Consequently, double-digit inflation rates, will also compulsively, induce higher double-digit interest rates, which will in turn, drive higher inflation rates that will further restrain consumer demand, which in turn would reduce the output of goods and services, in an unending sequence, until the primary villain of inflation (i.e. perennial excess money supply) is arrested and better managed to reduce poverty and grow the economy!  Nevertheless, if the real driver of inflation, shrinking consumer demand and output, subsisting simultaneously, with the overt, undeniable, challenges of excess cash supply and extended capacity of credit, it is not yet clear how CBN would bring down inflation to best practice rates below 3 per cent, and achieve its prime mandate without squarely tackling this albatross of persistent Excess liquidity in Nigeria’s money market. Sadly, CBN management and its Monetary Policy Committee have remained in denial that the PRIMARY INSTIGATOR of inflation, is the additional bloated Naira sums, recklessly unleashed into the money market every month, whenever CBN deliberately creates Naira substitutes in place of the actual dollar denominated revenue as allocations; to Federal and State Governments and their Agencies. Predictably, these bloated Naira substitutes invariably increase the level of excess Naira supply, to drive higher inflation and interest rates, which, will invariably shrink consumer demand and output and ultimately degrade our economy!

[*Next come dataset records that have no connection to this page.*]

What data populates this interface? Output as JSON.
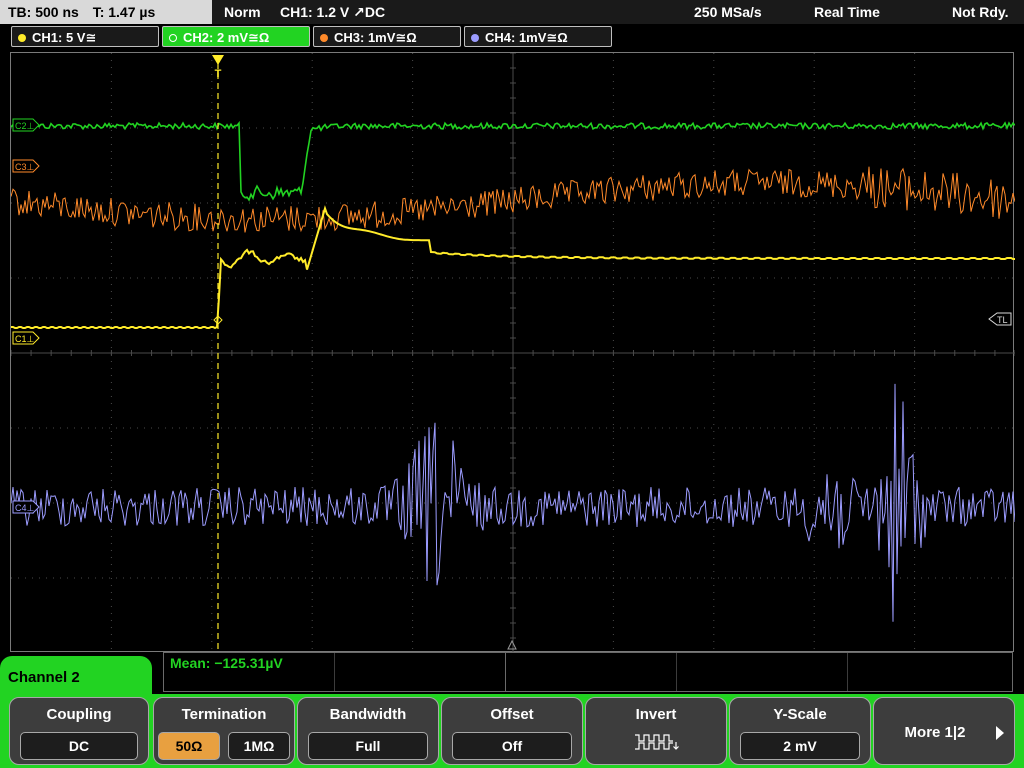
{
  "top": {
    "timebase": "TB: 500 ns",
    "trigger_time": "T: 1.47 µs",
    "mode": "Norm",
    "trigger": "CH1: 1.2 V ↗DC",
    "sample_rate": "250 MSa/s",
    "acquisition": "Real Time",
    "status": "Not Rdy."
  },
  "channels": [
    {
      "label": "CH1: 5 V≅",
      "color": "#ffeb2a"
    },
    {
      "label": "CH2: 2 mV≅Ω",
      "color": "#22d322"
    },
    {
      "label": "CH3: 1mV≅Ω",
      "color": "#ff8a2a"
    },
    {
      "label": "CH4: 1mV≅Ω",
      "color": "#9c9cff"
    }
  ],
  "markers": {
    "c1": "C1⊥",
    "c2": "C2⊥",
    "c3": "C3⊥",
    "c4": "C4⊥",
    "tl": "TL",
    "trig": "T"
  },
  "measurement": {
    "label": "Mean: −125.31µV"
  },
  "menu": {
    "channel": "Channel 2",
    "coupling": {
      "title": "Coupling",
      "value": "DC"
    },
    "termination": {
      "title": "Termination",
      "opt1": "50Ω",
      "opt2": "1MΩ"
    },
    "bandwidth": {
      "title": "Bandwidth",
      "value": "Full"
    },
    "offset": {
      "title": "Offset",
      "value": "Off"
    },
    "invert": {
      "title": "Invert"
    },
    "yscale": {
      "title": "Y-Scale",
      "value": "2 mV"
    },
    "more": {
      "label": "More 1|2"
    }
  },
  "colors": {
    "ch1": "#ffeb2a",
    "ch2": "#22d322",
    "ch3": "#ff8a2a",
    "ch4": "#9c9cff",
    "grid": "#4a4a4a"
  }
}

So, the question, ultimately, is whether CBN can ever achieve best practice inflation rates, which traditionally, support robust economic and inclusive growth elsewhere, if the Apex Bank does not eliminate the seemingly eternal albatross of excess Naira supply which undeniably facilitates unfettered credit expansion in Nigeria’s money market, even when domestic output is declining!  Invariably, if higher inflation rates continue to compel higher and higher cost of funds, and constrain consumer demand and investment, Emefiele’s expectation that “working closely with our fiscal authorities” to target double-digit economic growth rates, within the next 5 years, will certainly remain just a pipe dream, so long as CBN continues to, consciously inundate the money market with excess Naira liquidity, with its obtuse payments system!  In such event, unemployment will inevitably rise, as usual, rather than decelerate as Emefiele proposes, until it would ultimately become impossible for more Nigerians to exit the poverty trap, recklessly fabricated and brazenly sustained by CBN for years!! 


Furthermore, apart from the poisonous inflationary fuel of excess cash in the market, the CBN, unexpectedly, still compounds its systemic oppressive debt liability, by paying between 9-18 per cent AWOOF interest to borrow from banks and other investors in order to warehouse the borrowed cash and reduce the inflationary threat of excess cash and credit in the money market!! Notably, however, Central Banks in successful economies, actually charge commercial banks a modest fee for warehousing their surplus funds from time to time!!  Incidentally, the banking sector earns, between N600bn to N1trn, annually, as interest on those excess funds in the money market that CBN ‘eternally’ mops up, but inappropriately pays ‘astronomically’ high interest rates, in order to put a lid on inflation. 


Consequently, the critical question, must be, whether or not you would pay any interest whatsoever, on the same funds that you alone, also, have power, in the first place, to create; especially, when the funds you actually borrow will ultimately be inexplicably sterilized from any tangible or useful economic application in order to restrain the well known horrid inflationary consequences of too much money (otherwise, euphemistically, officially defined as Excess Liquidity) in the money market? Indeed, if CBN sustains its present payments strategy to achieve its prime mandate of price stability, it will invariably, further compound Nigeria’s economic challenges by inadvertently, creating additional fresh money supply for its direct interventions in presumed critical economic sectors. This process will alarmingly, further spike inflation and instigate serial devaluation to make any hope of economic recovery a fading dream.